Wednesday, September 29, 2021

Why Freelancers Need to Start Their Retirement Planning Now

@StephanieKremic

You had a dream.  You acted on that dream and learned the ebbs and flows of making it profitable.  You learned about self-employment taxes, both state and federal.  You learned how to pay these taxes on time, along with other expenses that may come along, like payroll or necessary construction at a physical site.  Then you realize how much older you've gotten.

Much older, in some cases.

There's that thing called retirement that our parents (or grandparents) worked long and hard for but that thing's changed a lot over the years.  For one, more elderly people are working part-time jobs to supplement their retirement and/or social security.  If you think that's the norm we should all be prepared for, consider the fact that social security will be reduced in 2034 - if not eliminated.

Depending on your situation, there may not be a need to panic.  A lot of factors, like property and other assets may be able to provide a cushion when you reach that age.  Though it may seem a ways off right now, believe me, Father Time has a way of creeping up on a person when they least expect.

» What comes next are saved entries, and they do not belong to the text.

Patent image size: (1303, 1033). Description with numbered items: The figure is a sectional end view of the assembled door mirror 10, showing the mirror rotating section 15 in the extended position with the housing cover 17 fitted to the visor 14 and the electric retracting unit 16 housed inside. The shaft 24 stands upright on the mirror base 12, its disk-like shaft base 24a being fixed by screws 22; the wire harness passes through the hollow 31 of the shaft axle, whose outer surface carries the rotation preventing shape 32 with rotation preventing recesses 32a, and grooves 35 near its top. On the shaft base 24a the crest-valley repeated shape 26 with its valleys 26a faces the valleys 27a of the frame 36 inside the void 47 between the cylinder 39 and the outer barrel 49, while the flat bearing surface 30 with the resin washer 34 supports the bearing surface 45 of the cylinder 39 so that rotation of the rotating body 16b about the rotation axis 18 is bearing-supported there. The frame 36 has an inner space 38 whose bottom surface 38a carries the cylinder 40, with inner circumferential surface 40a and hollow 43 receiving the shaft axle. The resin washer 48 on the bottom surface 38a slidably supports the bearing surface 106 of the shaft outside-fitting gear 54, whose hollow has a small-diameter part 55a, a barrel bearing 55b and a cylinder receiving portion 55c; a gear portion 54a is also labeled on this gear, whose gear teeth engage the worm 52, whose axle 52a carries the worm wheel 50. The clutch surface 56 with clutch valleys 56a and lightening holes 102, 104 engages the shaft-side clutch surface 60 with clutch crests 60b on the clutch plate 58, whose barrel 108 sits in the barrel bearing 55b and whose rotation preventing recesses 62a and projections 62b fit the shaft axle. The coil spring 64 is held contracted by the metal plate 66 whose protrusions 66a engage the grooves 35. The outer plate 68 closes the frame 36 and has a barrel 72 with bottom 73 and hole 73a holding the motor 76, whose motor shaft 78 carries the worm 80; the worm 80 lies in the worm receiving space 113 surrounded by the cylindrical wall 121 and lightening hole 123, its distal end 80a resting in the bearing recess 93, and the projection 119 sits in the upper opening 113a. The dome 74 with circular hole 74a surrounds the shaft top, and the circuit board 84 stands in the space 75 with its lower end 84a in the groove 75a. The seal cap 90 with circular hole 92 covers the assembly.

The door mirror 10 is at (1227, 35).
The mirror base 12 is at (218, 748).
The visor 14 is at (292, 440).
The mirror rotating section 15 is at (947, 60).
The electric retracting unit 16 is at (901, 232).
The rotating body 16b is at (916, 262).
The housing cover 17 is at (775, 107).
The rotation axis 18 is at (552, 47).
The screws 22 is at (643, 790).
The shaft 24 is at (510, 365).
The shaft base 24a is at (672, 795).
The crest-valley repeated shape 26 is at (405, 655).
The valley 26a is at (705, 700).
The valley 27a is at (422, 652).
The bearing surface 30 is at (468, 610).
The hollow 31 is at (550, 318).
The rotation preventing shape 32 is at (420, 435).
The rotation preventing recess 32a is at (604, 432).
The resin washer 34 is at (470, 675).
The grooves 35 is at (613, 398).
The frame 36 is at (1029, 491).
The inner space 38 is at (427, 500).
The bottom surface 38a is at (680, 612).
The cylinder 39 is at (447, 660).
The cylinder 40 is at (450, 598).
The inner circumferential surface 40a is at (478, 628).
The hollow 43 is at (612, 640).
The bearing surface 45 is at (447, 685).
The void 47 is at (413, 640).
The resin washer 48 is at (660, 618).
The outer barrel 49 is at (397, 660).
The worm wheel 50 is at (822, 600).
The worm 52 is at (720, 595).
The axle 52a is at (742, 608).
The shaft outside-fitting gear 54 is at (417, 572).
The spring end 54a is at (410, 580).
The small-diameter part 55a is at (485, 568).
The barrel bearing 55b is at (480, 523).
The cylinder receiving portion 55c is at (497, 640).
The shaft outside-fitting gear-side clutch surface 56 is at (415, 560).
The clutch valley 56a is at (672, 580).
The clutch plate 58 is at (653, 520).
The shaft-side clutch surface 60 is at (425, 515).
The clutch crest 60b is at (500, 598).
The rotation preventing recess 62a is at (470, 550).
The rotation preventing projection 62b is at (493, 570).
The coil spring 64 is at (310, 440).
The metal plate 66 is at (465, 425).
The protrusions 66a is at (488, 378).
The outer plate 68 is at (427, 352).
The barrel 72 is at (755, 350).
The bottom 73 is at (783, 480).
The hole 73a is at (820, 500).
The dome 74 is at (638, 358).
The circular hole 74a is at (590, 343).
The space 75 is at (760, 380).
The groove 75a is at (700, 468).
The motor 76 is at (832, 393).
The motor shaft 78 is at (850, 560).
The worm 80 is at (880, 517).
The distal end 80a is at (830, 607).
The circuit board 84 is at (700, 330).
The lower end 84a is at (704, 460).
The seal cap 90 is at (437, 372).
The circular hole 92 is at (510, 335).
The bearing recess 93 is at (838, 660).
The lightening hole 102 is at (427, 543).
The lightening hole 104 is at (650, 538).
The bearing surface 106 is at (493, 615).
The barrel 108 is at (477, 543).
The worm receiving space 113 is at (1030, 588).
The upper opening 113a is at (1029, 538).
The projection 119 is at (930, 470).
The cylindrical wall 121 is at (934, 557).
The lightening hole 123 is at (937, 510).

Getting the Basics in Order

If you don't have a separate account for business, get one now.  It makes it easier to apply for a small business loan if you need it and is just a good habit to have. Nerdwallet has a long list of business bank accounts you can open with a low/no deposit.

Now is also as good a time as any to pay down any large outstanding credit accounts or negotiate high-interest rates.  This thing isn't over yet and while some debt may be forgiven, we know that process seldom happens overnight.  If it's a matter of a few hundred dollars, it might be worth it to sell some unused items.

Finding Options that Lead to Your Money Goals

While you may not want to give up your freelancing aspirations, you have to see things for what they are.  Do you anticipate growth in the coming year? If so, what events are likely to make this happen?  Should this fall through, what next?  If you can't give a solid answer to these questions, it may be time to look into working for someone else.

Although a full-time job may make it hard to pursue freelancing at first, it is possible.  However, not all full-time jobs are the same, as salaried positions or those that require commuting long distances may be tiring.  One option would be to find a part-time job that pays benefits, including retirement.  Industries that offer these packages may be in education, hospitality, and some customer service jobs.

Getting the Money and Keeping It

You can open an Individual Retirement Account (IRA) at almost any bank or financial institution.  On average, it costs nothing to open but prospective account holders should read the fine print before proceeding.  For instance, it may be better to open a mutual fund or CD if finances are still a little shaky.  

Overall, it may be best to talk to a pro bono financial advisor or credit counselor about realistic long-term planning goals.  No one wants to open an account, then withdraw the funds shortly after.  As long as there's a plan to grow your money, it's better than useless online shopping.  Treating yourself once in a while is OK.